Publié le mardi 14 février 2012 à 10H49 - Vu 863 fois
L'agression s'est déroulée jeudi soir dernier au 55 de la rue du 11-Novembre, à quelques pas des terrains de football.
CHARLEVILLE-MÉZIÈRES (Ardennes). Jeudi dernier, un habitant de la rue du 11-Novembre a été agressé à son domicile. L'auteur des faits a reconnu avoir voulu se venger de ce voisin qui dénonçait à la police des tapages nocturnes récurrents dans les escaliers de l'immeuble.
QUELQUES mégots de pétards écrasés sur les marches. Des canettes de soda posées sur les boîtes aux lettres. Quelques messages sympathiques à l'égard de la police tagués sur les murs…

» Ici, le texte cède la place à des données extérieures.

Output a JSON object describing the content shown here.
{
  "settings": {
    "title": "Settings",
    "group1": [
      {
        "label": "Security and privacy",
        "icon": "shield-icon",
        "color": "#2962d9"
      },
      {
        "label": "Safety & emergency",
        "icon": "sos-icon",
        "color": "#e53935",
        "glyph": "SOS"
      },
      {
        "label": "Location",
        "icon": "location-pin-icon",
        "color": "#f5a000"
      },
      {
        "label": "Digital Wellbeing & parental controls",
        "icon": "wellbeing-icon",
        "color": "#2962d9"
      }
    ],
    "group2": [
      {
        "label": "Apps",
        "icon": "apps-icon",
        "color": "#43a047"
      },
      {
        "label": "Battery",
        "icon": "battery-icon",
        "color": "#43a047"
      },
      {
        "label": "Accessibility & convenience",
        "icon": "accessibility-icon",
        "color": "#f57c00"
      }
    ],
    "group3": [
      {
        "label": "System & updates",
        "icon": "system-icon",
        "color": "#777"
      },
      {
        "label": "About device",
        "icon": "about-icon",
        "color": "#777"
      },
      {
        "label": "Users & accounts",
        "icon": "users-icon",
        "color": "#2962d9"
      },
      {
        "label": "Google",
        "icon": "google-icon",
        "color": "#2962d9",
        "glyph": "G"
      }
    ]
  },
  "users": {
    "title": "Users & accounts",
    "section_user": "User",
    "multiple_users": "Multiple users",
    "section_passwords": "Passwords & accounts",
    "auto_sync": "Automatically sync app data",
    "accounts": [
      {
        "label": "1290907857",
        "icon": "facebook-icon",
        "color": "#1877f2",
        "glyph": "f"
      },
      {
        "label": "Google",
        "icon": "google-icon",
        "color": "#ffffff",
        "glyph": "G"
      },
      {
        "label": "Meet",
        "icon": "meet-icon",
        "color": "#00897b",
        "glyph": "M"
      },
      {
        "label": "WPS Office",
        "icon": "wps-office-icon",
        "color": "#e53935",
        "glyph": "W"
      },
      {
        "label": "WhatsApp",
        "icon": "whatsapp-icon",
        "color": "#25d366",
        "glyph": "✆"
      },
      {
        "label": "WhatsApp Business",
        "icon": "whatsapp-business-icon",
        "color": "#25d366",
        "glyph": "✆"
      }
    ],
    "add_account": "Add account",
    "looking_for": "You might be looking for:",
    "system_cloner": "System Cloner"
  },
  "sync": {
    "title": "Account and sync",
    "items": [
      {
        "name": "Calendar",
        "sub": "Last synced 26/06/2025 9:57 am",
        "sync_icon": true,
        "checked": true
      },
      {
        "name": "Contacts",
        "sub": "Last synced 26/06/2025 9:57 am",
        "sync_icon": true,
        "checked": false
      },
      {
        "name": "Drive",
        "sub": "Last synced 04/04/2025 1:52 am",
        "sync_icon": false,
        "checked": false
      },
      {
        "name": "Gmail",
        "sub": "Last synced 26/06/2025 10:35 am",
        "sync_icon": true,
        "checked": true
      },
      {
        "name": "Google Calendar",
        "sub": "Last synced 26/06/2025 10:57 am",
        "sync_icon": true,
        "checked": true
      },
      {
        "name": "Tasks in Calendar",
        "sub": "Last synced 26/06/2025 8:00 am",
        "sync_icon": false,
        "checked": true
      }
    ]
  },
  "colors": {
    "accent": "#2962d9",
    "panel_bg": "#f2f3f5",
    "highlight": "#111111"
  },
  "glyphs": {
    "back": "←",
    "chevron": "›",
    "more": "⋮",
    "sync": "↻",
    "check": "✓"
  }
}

Régulièrement, les cages d'escaliers des blocs de la rue du 11-Novembre font office de squat pour des petits groupes par temps froid. Conséquences : certains locataires commencent à en avoir ras la casquette de monter leurs escaliers au milieu des odeurs de shit, des tags, crachats et autres bouteilles de bière.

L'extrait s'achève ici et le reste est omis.